CSM PowerFlex node pods are stuck at init:0/2
Summary: Container Storage Modules (CSM) PowerFlex node pods are stuck at init:0/2 after hosts were reboot due to some changes applied on them.
Symptoms
All PowerFlex node pods are stuck at init:0/2 and reported error "Warning FailedMount 8s (x6 over 23s) kubelet MountVolume.SetUp failed for volume "scaleio-path-bin" : mkdir /bin/emc: read-only file system " in pod description.

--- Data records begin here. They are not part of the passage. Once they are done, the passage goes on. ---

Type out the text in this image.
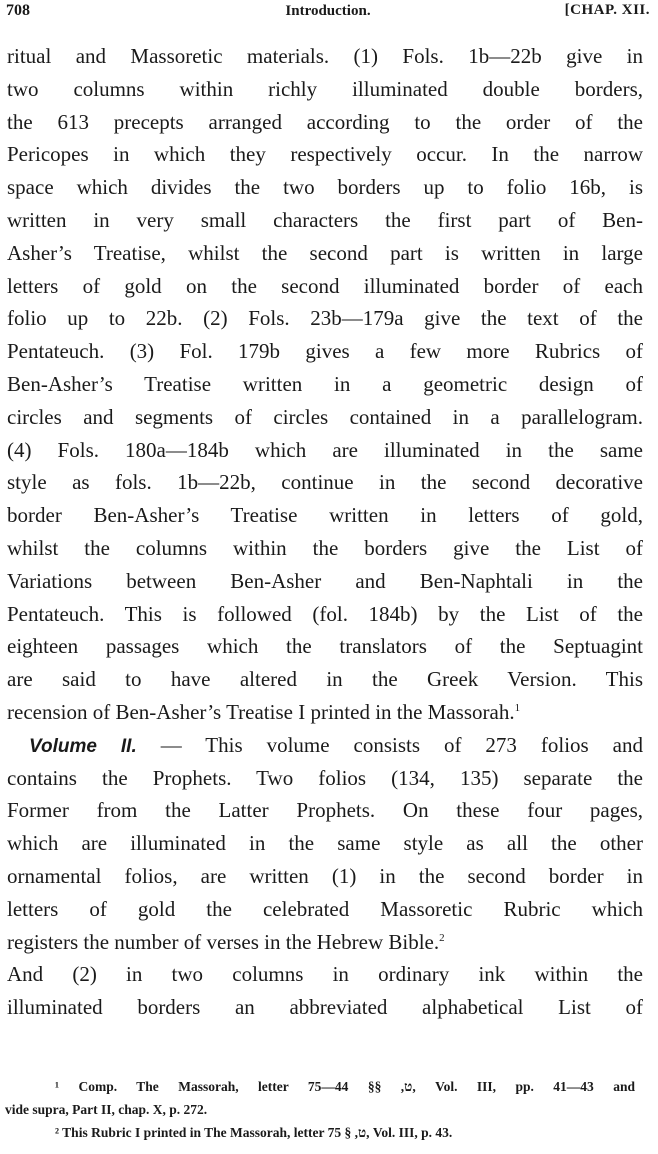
708	Introduction.	[CHAP. XII.
ritual and Massoretic materials. (1) Fols. 1b—22b give in
two columns within richly illuminated double borders,
the 613 precepts arranged according to the order of the
Pericopes in which they respectively occur. In the narrow
space which divides the two borders up to folio 16b, is
written in very small characters the first part of Ben-
Asher’s Treatise, whilst the second part is written in large
letters of gold on the second illuminated border of each
folio up to 22b. (2) Fols. 23b—179a give the text of the
Pentateuch. (3) Fol. 179b gives a few more Rubrics of
Ben-Asher’s Treatise written in a geometric design of
circles and segments of circles contained in a parallelogram.
(4) Fols. 180a—184b which are illuminated in the same
style as fols. 1b—22b, continue in the second decorative
border Ben-Asher’s Treatise written in letters of gold,
whilst the columns within the borders give the List of
Variations between Ben-Asher and Ben-Naphtali in the
Pentateuch. This is followed (fol. 184b) by the List of the
eighteen passages which the translators of the Septuagint
are said to have altered in the Greek Version. This
recension of Ben-Asher’s Treatise I printed in the Massorah.$^1$
Volume II. — This volume consists of 273 folios and
contains the Prophets. Two folios (134, 135) separate the
Former from the Latter Prophets. On these four pages,
which are illuminated in the same style as all the other
ornamental folios, are written (1) in the second border in
letters of gold the celebrated Massoretic Rubric which
registers the number of verses in the Hebrew Bible.$^2$
And (2) in two columns in ordinary ink within the
illuminated borders an abbreviated alphabetical List of
¹ Comp. The Massorah, letter ט, §§ 44—75, Vol. III, pp. 41—43 and
vide supra, Part II, chap. X, p. 272.
² This Rubric I printed in The Massorah, letter ט, § 75, Vol. III, p. 43.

The issue occurred with CSM Operator 1.9 and 1.8.1 with Container Storage Interface (CSI) Driver for PowerFlex 2.13.1 and 2.14.
Cause
The root cause for this issue is that the CSM operator is unable to determine if it is running in an OpenShift environment during initialization. It caches that information for later use. It is likely that at the time of operator starting, the following command did not return the expected result:
oc get --raw /apis | jq | grep "security.openshift.io"
This suggests that the security.openshift.io Application Programming Interface (API) group may not have been available at that moment.

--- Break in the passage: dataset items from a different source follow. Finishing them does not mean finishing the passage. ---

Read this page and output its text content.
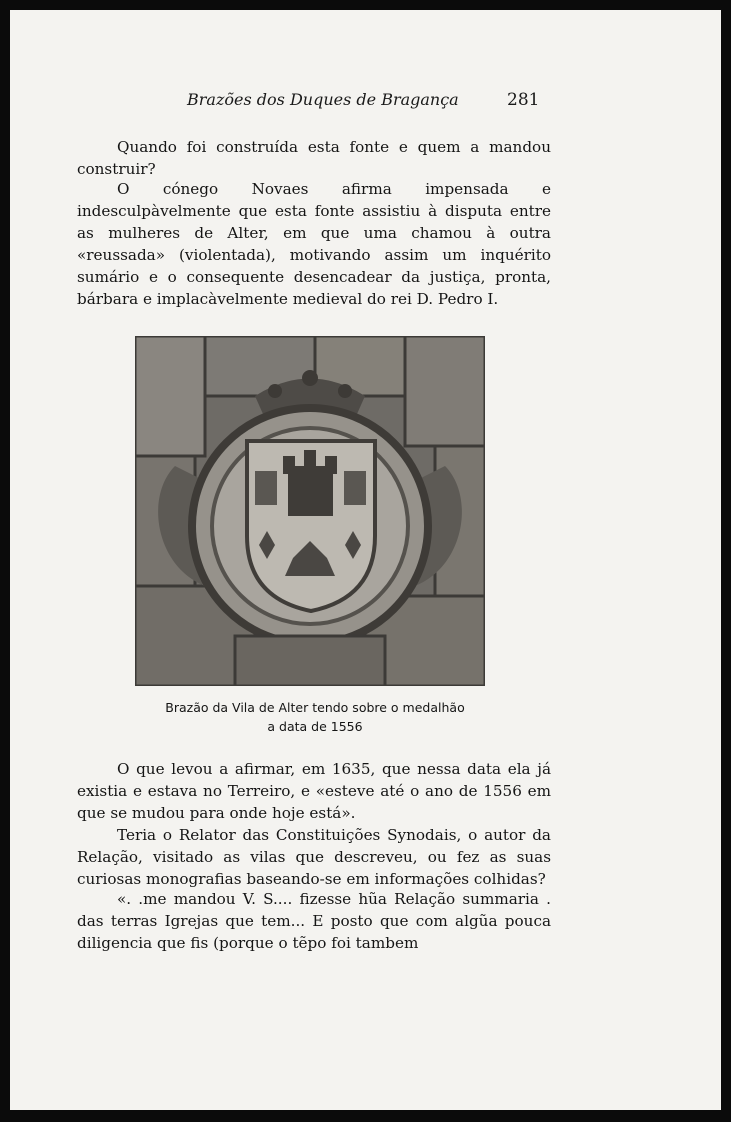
Brazões dos Duques de Bragança	281

Quando foi construída esta fonte e quem a mandou construir?

O cónego Novaes afirma impensada e indesculpàvelmente que esta fonte assistiu à disputa entre as mulheres de Alter, em que uma chamou à outra «reussada» (violentada), motivando assim um inquérito sumário e o consequente desencadear da justiça, pronta, bárbara e implacàvelmente medieval do rei D. Pedro I.

Brazão da Vila de Alter tendo sobre o medalhão
a data de 1556

O que levou a afirmar, em 1635, que nessa data ela já existia e estava no Terreiro, e «esteve até o ano de 1556 em que se mudou para onde hoje está».

Teria o Relator das Constituições Synodais, o autor da Relação, visitado as vilas que descreveu, ou fez as suas curiosas monografias baseando-se em informações colhidas?

«. .me mandou V. S.... fizesse hũa Relação summaria . das terras Igrejas que tem... E posto que com algũa pouca diligencia que fis (porque o tẽpo foi tambem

In the operator log, if you see [isOpenShift err false], it means that the operator is unable to determine the OpenShift Environment.

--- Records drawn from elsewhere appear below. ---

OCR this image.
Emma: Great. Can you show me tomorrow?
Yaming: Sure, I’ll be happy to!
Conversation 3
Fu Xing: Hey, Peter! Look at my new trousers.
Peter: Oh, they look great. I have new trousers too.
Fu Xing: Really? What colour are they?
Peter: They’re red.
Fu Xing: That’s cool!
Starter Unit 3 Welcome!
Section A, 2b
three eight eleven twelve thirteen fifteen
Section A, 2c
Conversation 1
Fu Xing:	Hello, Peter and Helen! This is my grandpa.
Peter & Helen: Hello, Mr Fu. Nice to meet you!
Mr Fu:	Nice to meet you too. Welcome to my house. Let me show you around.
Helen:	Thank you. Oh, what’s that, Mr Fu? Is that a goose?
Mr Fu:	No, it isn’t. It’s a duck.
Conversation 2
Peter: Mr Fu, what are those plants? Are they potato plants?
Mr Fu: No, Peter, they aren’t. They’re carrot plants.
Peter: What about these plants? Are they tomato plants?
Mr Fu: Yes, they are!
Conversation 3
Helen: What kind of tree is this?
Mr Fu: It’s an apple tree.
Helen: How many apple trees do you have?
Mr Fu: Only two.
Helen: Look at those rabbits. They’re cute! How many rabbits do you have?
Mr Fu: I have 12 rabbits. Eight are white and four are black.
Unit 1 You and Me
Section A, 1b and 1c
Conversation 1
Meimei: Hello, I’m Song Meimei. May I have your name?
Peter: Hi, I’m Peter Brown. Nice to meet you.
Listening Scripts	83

2025-06-17T08:45:38.167Z INFO workspace/main.go:99 isOpenShift err false {"TraceId": "main"}2025-06-17T08:45:38.168Z INFO workspace/main.go:105 Kubernetes environment {"TraceId": "main"}
The correct log message to determine the OpenShift environment is:
2025-06-19T00:03:14.913Z INFO workspace/main.go:138 Openshift environment {"TraceId": "main"}
Resolution
- Manually run the following command:
oc get --raw /apis | jq | grep "security.openshift.io"
and
oc auth can-i get /apis/security.openshift.io --as=system:serviceaccount:dell-csm-operator:dell-csm-operator-manager-service-account
- The expected result is
# oc get --raw /apis | jq | grep "security.openshift.io" "name": "security.openshift.io", "groupVersion": "security.openshift.io/v1", "groupVersion": "security.openshift.io/v1",
# oc auth can-i get /apis/security.openshift.io --as=system:serviceaccount:dell-csm-operator:dell-csm-operator-manager-service-accountyes
3. If you see above output, then restart the CSM operator:
oc delete pod dell-csm-operator-controller-manager-xxx-xxx -n openshift-operators
4. If the output is not the same as above, ask the customer to engage Red Hat support to check further.